Com base nessa problemática, a microintervenção do módulo de “Controle das Doenças Crônicas Não Transmissíveis (DCNT) na Atenção Primária à Saúde (APS)” da Especialização em Saúde da Família (PEPSUS) foi norteada pelas prioridades do Programa Nacional de Melhoria do Acesso e da Qualidade da Atenção Básica (PMAQ-AB). Essa microintervenção iniciou-se a partir da autoavaliação dos serviços prestados às pessoas com DCNT pela equipe n. 40 da Unidade de Saúde da Família (USF) Gramoré, especialmente no tocante às pessoas portadoras de Hipertensão Arterial Sistêmica (HAS), Diabetes Mellitus (DM) e obesidade.
Após o preenchimento do questionário proposto pelo PEPSUS, foi observado que a equipe realizava rotineiramente consultas destinadas a esses indivíduos, com tempo médio de espera de sete dias. Durante esses atendimentos, a equipe utilizava protocolos para a estratificação de risco e avaliava a existência de comorbidades e fatores de risco cardiovascular. No entanto, a equipe não possuía registro sistemático e de fácil acesso dos usuários com maior risco ou gravidade, limitando-se a registrar a avaliação do risco em seus respectivos prontuários.
Em relação aos pacientes diabéticos, foram percebidas duas grandes falhas: a equipe não realizava o exame do pé diabético nos usuários nem executava o exame de fundo de olho periodicamente. Já no que concerne aos pacientes obesos, foi observado que a equipe realizava a avaliação antropométrica (peso, altura e Índice de Massa Corporal-IMC) dos usuários atendidos ainda na Sala de Preparo, quando passavam pela pré-consulta. Após a identificação dos usuários com obesidade (IMC ≥ 30 kg/m²), a equipe realizava o acompanhamento na própria USF, ofertando encaminhamento para serviços especializados, quando necessário. No entanto, a equipe não oferecia ações voltadas à atividade física nem à alimentação saudável, além de, até o momento, não possuir um grupo de educação em saúde para as pessoas com desejo de perder peso.

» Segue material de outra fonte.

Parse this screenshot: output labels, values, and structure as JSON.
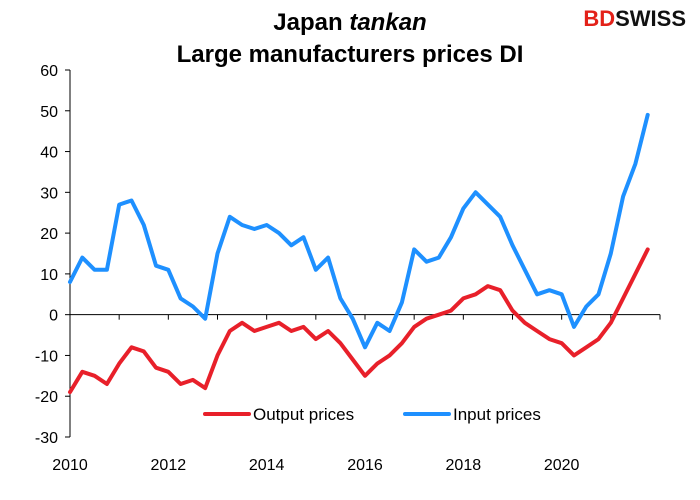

Ao final da autoavaliação, houve questionamento geral em relação aos usuários tabagistas, visto que o uso do tabaco constitui um grave problema de saúde crônico, influenciando, inclusive sobre o controle das demais DCNT. De acordo com o MS (2015), a prevalência de tabagismo em pessoas maiores de 18 anos diminuiu substancialmente no Brasil, porém pareceu haver uma estabilização entre 2006 e 2009, com uma prevalência, no ano de 2012, de 14,8%, sendo maior no sexo masculino (18,1%) do que no sexo feminino (12%). De acordo com Kaplan (2010), entre os jovens com 14 anos, 6,3% fumaram nos últimos 30 dias, enquanto a média das Américas é de 4,9%.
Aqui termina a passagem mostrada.